Bugünkü konumuz, Şeyh Gâlib’in (ö. 1213/1799) “Bir şu’lesi var ki şem’-i cânın / Fânûsuna sığmaz âsmânın” beyti.
“Bir muma benzeyen canın öyle bir alevi var ki fanusa benzeyen gökyüzüne bile sığmaz” / “Canımın, benliğimin, mevcudiyetimin öyle bir şûlesi, ateşi, alevi var ki, bütün bir gök kubbe fânûs kesilse bu şûleyi içine sığdıramaz” anlamına gelen bu beytin divan edebiyatımızın son büyük şairi olan Şeyh Gâlib’in Hüsn ü Aşk mesnevisinde geçtiği sanılıyor.
Yanlış aktarımı örnekleyecek olursak (Beşir Ayvazoğlu (1999).

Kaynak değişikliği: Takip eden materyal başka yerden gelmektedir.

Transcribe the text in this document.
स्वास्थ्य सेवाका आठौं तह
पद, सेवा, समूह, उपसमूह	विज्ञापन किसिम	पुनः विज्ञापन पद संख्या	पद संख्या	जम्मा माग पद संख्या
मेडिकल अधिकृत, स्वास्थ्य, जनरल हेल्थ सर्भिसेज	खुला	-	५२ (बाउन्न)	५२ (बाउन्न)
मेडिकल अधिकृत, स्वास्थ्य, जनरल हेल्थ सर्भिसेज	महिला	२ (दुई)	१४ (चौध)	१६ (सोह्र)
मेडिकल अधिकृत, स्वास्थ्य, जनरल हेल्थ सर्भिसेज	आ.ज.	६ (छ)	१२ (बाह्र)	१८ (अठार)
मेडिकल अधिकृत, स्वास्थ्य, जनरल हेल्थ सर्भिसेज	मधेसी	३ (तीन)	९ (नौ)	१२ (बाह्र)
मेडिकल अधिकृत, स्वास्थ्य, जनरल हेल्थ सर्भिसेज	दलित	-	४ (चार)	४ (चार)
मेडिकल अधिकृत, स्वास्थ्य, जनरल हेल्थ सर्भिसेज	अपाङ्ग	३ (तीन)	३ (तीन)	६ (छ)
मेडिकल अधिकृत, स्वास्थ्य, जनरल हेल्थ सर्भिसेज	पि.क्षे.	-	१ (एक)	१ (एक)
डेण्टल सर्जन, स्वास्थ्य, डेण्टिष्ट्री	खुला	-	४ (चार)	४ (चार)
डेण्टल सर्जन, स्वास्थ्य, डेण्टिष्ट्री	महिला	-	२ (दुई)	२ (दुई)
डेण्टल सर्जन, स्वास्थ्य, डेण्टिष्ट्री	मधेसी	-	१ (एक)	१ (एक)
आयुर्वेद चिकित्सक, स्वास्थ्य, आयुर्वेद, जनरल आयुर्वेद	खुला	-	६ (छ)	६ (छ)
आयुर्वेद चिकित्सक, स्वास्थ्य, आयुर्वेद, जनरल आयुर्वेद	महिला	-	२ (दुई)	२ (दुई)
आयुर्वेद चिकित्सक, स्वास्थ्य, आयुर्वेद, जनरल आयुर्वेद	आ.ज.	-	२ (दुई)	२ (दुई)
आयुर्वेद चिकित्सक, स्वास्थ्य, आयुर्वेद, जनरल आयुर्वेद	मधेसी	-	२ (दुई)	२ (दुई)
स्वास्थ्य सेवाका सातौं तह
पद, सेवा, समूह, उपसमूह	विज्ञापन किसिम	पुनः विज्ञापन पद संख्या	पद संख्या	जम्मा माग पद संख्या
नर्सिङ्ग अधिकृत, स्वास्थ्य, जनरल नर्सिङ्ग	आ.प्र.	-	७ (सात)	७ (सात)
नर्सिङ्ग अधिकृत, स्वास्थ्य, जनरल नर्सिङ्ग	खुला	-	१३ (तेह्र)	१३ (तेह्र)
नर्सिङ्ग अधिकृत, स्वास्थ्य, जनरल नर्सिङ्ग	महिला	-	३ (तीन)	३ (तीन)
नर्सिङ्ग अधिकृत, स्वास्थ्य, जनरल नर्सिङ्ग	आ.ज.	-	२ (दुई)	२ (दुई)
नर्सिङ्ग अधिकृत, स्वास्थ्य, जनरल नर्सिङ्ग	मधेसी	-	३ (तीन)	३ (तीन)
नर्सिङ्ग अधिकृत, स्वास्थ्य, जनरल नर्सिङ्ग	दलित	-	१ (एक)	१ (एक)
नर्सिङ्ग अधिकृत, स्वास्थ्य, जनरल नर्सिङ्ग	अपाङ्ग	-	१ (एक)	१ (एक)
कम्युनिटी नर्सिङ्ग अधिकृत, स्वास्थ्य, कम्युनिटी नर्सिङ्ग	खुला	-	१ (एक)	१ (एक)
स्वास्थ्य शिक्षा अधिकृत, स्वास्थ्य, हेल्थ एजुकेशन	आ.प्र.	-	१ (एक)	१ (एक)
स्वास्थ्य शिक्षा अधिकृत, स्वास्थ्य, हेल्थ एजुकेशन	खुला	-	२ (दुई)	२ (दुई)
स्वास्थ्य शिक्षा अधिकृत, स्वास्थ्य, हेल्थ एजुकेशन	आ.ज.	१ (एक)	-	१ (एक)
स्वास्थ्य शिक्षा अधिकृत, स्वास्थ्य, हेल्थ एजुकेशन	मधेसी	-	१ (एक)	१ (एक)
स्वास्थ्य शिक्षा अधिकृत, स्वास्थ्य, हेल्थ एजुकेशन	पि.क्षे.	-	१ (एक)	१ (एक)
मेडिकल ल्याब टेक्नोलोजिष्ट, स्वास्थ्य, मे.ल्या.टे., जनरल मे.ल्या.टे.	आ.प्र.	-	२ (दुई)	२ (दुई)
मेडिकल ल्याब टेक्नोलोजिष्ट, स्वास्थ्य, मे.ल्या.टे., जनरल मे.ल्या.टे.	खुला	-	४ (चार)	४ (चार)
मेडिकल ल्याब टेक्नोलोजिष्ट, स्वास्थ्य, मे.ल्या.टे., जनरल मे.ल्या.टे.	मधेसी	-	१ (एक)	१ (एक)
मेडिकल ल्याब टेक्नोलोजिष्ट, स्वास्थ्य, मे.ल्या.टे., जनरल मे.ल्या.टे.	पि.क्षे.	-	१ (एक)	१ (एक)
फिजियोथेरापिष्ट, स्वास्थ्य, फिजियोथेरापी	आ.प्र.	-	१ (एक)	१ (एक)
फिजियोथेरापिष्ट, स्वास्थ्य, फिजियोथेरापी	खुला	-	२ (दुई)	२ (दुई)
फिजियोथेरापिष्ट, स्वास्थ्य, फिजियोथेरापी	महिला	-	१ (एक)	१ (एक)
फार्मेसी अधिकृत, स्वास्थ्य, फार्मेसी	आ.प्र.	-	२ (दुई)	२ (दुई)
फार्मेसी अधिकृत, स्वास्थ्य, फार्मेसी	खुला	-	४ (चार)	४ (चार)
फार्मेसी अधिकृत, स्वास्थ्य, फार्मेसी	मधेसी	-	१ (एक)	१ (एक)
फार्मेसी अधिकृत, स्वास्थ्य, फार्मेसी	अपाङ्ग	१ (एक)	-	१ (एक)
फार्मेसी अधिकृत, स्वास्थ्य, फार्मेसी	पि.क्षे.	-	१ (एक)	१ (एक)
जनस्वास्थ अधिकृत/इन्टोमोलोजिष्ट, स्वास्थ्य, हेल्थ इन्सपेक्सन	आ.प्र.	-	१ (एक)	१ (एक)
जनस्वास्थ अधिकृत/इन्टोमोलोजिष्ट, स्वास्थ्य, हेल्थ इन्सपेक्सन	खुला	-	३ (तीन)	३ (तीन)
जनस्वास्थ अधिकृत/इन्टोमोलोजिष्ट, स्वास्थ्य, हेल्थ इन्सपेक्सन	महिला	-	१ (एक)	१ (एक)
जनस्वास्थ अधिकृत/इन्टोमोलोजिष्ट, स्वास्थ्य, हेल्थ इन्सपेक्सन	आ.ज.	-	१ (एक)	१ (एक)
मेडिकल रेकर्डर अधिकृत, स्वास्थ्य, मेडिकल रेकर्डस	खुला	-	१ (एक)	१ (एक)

Kuğunun Son Şarkısı. Ötüken Yay. 1. Basım. İstanbul. Şubat 1999. Sf: 94-95):
GALİB İŞİ BİR ŞAFAK
Ve Şeyh Galib, yeniden iş başında şafakta Yeni dünyanın ilk ustalarından Benim dünyamın muştucularından
Sezai Karakoç
ŞEYH GALİB hayranlığı Cumhuriyet’ten sonra da artarak devam edecektir. Faruk Nafiz Çamlıbel’in “Hüsn ü Aşk” adlı şiirinin aynı iklimin şiiri olduğu söylenebilir. Arif Nihat Asya’nın da aynı adda bir şiiri vardır. Ayrıca Kubbe-i Hadra’da Şeyh Galib’le III. Selim’in kızkardeşi Beyhan Sultan arasında var olduğu söylenen aşka telmihte bulunur. Mustafa Seyit Sütüven, Mahir İz’le birlikte Galib’in “görmüşüz” redifli gazeline bir nazire söylemiş, Rıfkı Melul Meriç ise “Aşk” adlı şiirinde “Bir şu’lesi var ki şem’-i cânın / Fânûsuna sığmaz âsmânın” misralarını epigraf olarak kullanmıştır. Aynı mısralar Attila İlhan tara- fından da Yasak Sevişmek’in “Şehnaz Faslı” bölümünün başında epigraf olarak yer alır. Asaf Hâlet Çelebi’nin şiirinde Şeyh Galib’in doğrudan etkisi yok gibidir; fakat onun da şairin hayatı, eserleri ve edebî şahsiyeti hakkında Türk Yurdu dergisinde yayımlanmış önemli bir makale serisinin bulunduğunu belirtelim.
Nâzım Hikmet’in divan şiirine ve özellikle Şeyh Galib’e ilgi duyduğu biliniyor. Birgün bir sohbet sırasında Mayakovski “Nâzım Bey, sizin divan şiirinizin şöhretini duydumsa da fazla inceleyebilmiş değilim. Örnekler de vererek beni aydınlatır mısınız?” diye sorar. Nâzım XV. yüzyıldan başlayarak bellibaşlı divan şairlerinden söz ederek şiirlerinden örnekler okur. XVIII. yüzyıldan da Galib’i seçer, ünlü bir gazelinden sonra Hüsn ü Aşk’dan da “Bu şu’lesi var ki şem’-i cânın/Fânûsuna sığmaz âsmânin” beytini okuyarak Rusça’ya çevirir. Mayakovski bir- den heyecanlanarak ayağa kalkar ve “Nâzım Bey, der, bugüne kadar okuduğum şairlerden hiçbirinde bu tür bir imaja rastlamadım. Doğrusu benim muhayyilem hiçbir zaman bu boyutlarda genişlemedi. Böyle bir şairi yetiştirmiş bir milletin evladı olarak sizi kutlarım”.”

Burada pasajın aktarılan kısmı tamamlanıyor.